Monday, 21 June 2010


Those hoping that the General Election would herald a change in the political culture after the long drawn out saga of MPs expenses have been sadly mistaken. No sooner had the ballot boxes been stored, the new ConDem coalition sealed in blood, the Browns moved out of No. 10 and the Camerons in, than we were treated to our first full blown scandal. David Laws, appointed Chief Secretary to the Treasury, was forced out of office before he’d even had his headed note paper printed, by revelations about his expenses and private life.

This weekend the self appointed guardians of the nation’s morality have revealed that Chris Huhne, another Liberal Democrat member of the government, has been having an affair and he has announced that he is leaving his wife. Cue the predictable discussions about whether Huhne should be required to resign. I had the misfortune to catch part of a conversation between Lembit Opik and Edwina Currie on BBC Radio 5 Live late Saturday night as they considered the matter; informed comment it was not.

One of the charges levelled against both men is that they have acted hypocritically. Laws made great play of his financial probity over the expenses issue in the run up to the election. The MP has now had to pay back a considerable sum claimed on expenses that he may not have been entitled to. Huhne during the election portrayed himself as a family man and the revelations about his family life suggest that he has been engaged in an affair for some time.

It may be that Laws and Huhne are hypocrites. I don’t know, but here’s the thing; I’m pretty certain that many of those who spend their time exposing the hypocrisy of others are themselves hypocrites. I was very impressed with a recent interview given by David Yelland, editor of The Sun from 1998 to 2003, on Radio 4 at the end of May. Yelland was speaking about his alcoholism during that period and commented that the hypocrisy involved in running front page stories exposing the lives of others was a key factor in his addiction. He wrote in The Observer: ‘The Sun was a dangerous place for me to be, because my addictive traits were big box office.

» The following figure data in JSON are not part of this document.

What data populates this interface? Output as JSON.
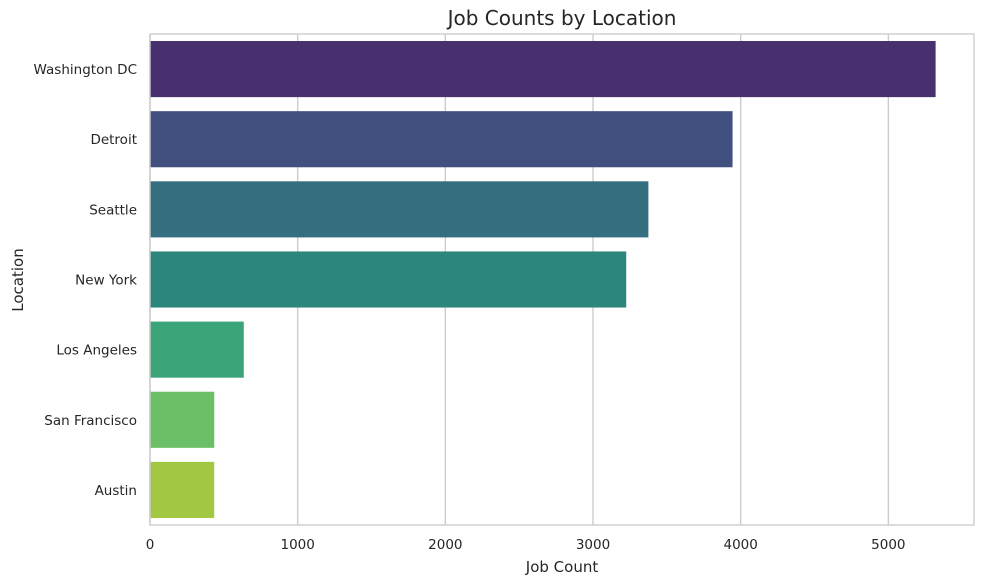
{
  "chart_data": {
    "type": "bar",
    "orientation": "horizontal",
    "title": "Job Counts by Location",
    "xlabel": "Job Count",
    "ylabel": "Location",
    "categories": [
      "Washington DC",
      "Detroit",
      "Seattle",
      "New York",
      "Los Angeles",
      "San Francisco",
      "Austin"
    ],
    "values": [
      5320,
      3945,
      3375,
      3225,
      635,
      435,
      435
    ],
    "colors": [
      "#482f6e",
      "#42507f",
      "#356e7f",
      "#2d867d",
      "#3ba478",
      "#6bbf67",
      "#a2c843"
    ],
    "xlim": [
      0,
      5580
    ],
    "xticks": [
      0,
      1000,
      2000,
      3000,
      4000,
      5000
    ],
    "grid": "x-major",
    "legend": "none"
  }
}
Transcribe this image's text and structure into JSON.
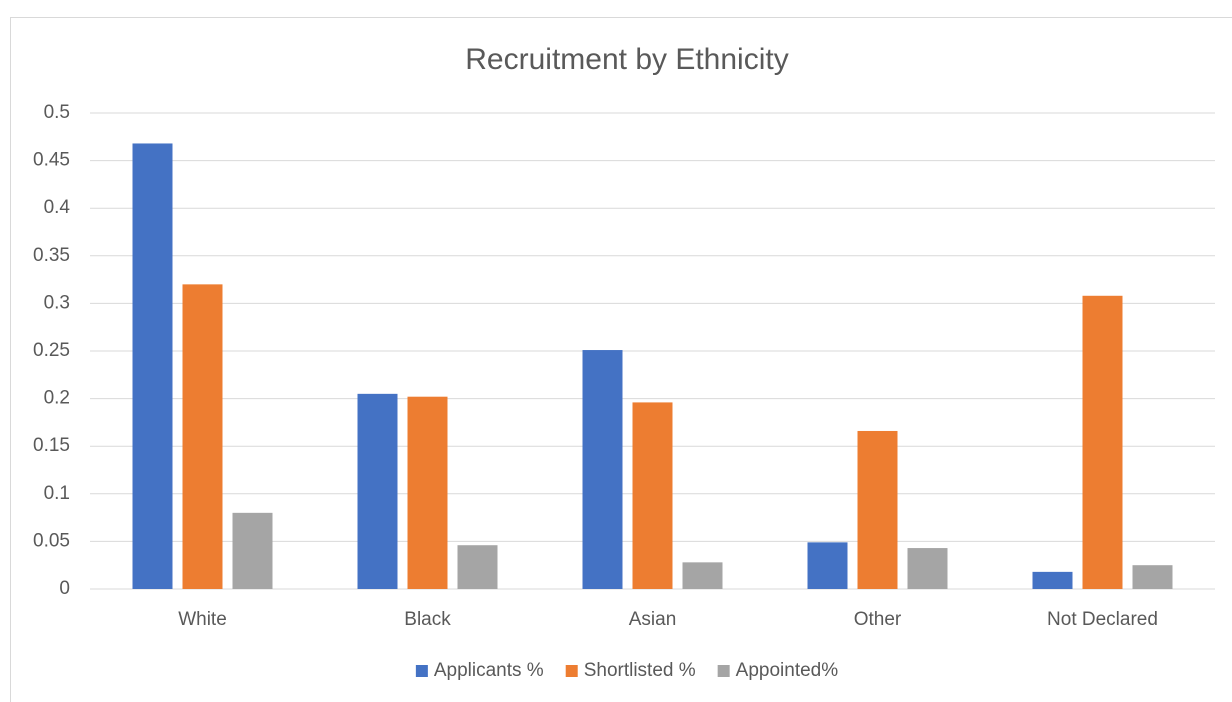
{
  "chart_data": {
    "type": "bar",
    "title": "Recruitment by Ethnicity",
    "categories": [
      "White",
      "Black",
      "Asian",
      "Other",
      "Not Declared"
    ],
    "series": [
      {
        "name": "Applicants %",
        "color": "#4472c4",
        "values": [
          0.468,
          0.205,
          0.251,
          0.049,
          0.018
        ]
      },
      {
        "name": "Shortlisted %",
        "color": "#ed7d31",
        "values": [
          0.32,
          0.202,
          0.196,
          0.166,
          0.308
        ]
      },
      {
        "name": "Appointed%",
        "color": "#a5a5a5",
        "values": [
          0.08,
          0.046,
          0.028,
          0.043,
          0.025
        ]
      }
    ],
    "ylim": [
      0,
      0.5
    ],
    "yticks": [
      0,
      0.05,
      0.1,
      0.15,
      0.2,
      0.25,
      0.3,
      0.35,
      0.4,
      0.45,
      0.5
    ],
    "grid": true,
    "legend": "bottom"
  }
}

I was actually paid to rush to judgement, paid to lash out and attack - it was perfect territory for the drunk.’

As I said, I don’t know if Laws and Huhne are hypocrites, however, I do know that I am. It’s one of the truths I’ve had to face up to as a Christian; I claim to be a follower of Christ and yet again and again I fail to live up to that calling. Every time I say the Lord’s Prayer I am reminded of the times I fail to forgive others and fail to trust God for my needs. The only thing that helps me to face up to the truth of my hypocrisy and to strive to overcome it is the knowledge that God knows me and loves me as I am; hypocrite that I am.

One of the big criticisms levelled against the church is that it is full of hypocrites and you don’t have to spend long reading the church press or in church to know that it is true. It’s not something to be proud of, but we do need to be honest about it. This means we need to be slow to criticise the hypocrisy of others. That is not to ignore when others have done wrong, though we do need to avoid being quick to judge and to condemn. It also means we need to reach out to those who our society has branded as hypocrites; sharing with them the generous welcome, forgiveness and love that God has shown to us.

Whenever someone says to me that the church is full of hypocrites I have a simple reply: You’re quite right, the church is full of hypocrites and there is always room for one more so why not join us?

1 comment:

Alice Smith said...

well the Daily Mail 'expose' of Chris Huhne on Sunday in a service station and felt sick and convicted as you describe.
Go out into the streets and bring in the hypocrites and the criticisers and the cynics and the needy on all levels and bring them to the banquet...paraphrase!